Opinion of the Court-Stockslager, J.

thereof, upon the adverse party. All these steps seem to have been taken within the statutory time, and the reasons assigned by the court in refusing to settle the statement were that the defendant had not been diligent in the prosecution of his appeal, or the settlement of his statement, rather. The supreme court of California, in the case of Pendergrass v. Cross, 73 Cal. 475, 15 Pac. 63, in construing a statute from which ours is taken, says: "Where a proposed statement on motion for a new trial is served on the attorney of the adverse party within the time limited by law, and the proposed amendments thereto are adopted by the moving party, the statement, as amended, may be presented to the judge or delivered to the clerk for settlement within any reasonable time thereafter.
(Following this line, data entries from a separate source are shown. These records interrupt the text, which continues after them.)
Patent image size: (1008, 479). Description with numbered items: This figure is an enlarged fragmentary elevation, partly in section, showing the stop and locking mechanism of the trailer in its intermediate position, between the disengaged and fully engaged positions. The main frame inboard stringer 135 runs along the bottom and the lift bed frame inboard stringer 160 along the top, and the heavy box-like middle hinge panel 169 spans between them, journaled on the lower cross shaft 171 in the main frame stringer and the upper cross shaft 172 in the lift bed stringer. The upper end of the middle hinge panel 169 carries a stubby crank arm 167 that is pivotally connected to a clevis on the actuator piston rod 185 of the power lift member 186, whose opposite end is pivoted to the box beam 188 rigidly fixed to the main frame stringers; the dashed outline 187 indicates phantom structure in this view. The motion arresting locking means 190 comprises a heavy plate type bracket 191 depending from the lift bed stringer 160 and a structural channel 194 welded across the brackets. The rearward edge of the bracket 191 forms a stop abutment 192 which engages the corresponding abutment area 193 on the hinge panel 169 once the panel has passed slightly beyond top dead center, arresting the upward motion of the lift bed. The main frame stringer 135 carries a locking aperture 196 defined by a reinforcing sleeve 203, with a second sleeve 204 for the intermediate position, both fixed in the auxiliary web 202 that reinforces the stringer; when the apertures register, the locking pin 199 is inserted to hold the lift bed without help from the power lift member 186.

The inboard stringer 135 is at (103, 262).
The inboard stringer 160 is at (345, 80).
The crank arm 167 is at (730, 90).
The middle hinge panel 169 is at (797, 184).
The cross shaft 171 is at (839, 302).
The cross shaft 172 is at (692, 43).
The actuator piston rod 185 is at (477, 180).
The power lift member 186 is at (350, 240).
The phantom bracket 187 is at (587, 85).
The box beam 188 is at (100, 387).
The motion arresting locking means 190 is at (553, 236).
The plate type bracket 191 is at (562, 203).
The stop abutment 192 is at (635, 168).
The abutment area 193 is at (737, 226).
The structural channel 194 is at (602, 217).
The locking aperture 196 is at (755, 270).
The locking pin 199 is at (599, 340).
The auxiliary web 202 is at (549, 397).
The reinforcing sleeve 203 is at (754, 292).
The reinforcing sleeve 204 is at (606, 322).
Under such circumstances subdivision 3 of section 659 of the Code of Civil Procedure does not limit the time within which to present the statement for settlement." We quote from the syllabus, which is fully borne out by the opinion. In the case at bar the statement was served within the statutory time, and, no amendments being proposed, it clearly falls within this rule. Under the provisions of section 4231 of our statute the statement should have been settled. We also believe, under the California authorities, that appellant should be permitted to amend his statement by inserting the specifications of the particulars wherein he claims the evidence is insufficient to support the verdict. (Smith v. City of Stockton, 73 Cal. 204, 14 Pac. 675.) We are unable to see how the substantial rights of the plaintiff would have been affected by the settlement of the statement in this case at the time it was presented for settlement. This is especially true when we consider that the record shows that counsel for the plaintiff presented his statement for settlement within four days after the district judge returned to Idaho county, being the first time he had been there after the adjournment of his court at the term in which this case was tried. The orders of the court refusing to settle the statement and refusing to grant relief are reversed, and the case remanded, with orders to settle said statement.

Quarles, C. J., and Sullivan, J., concur.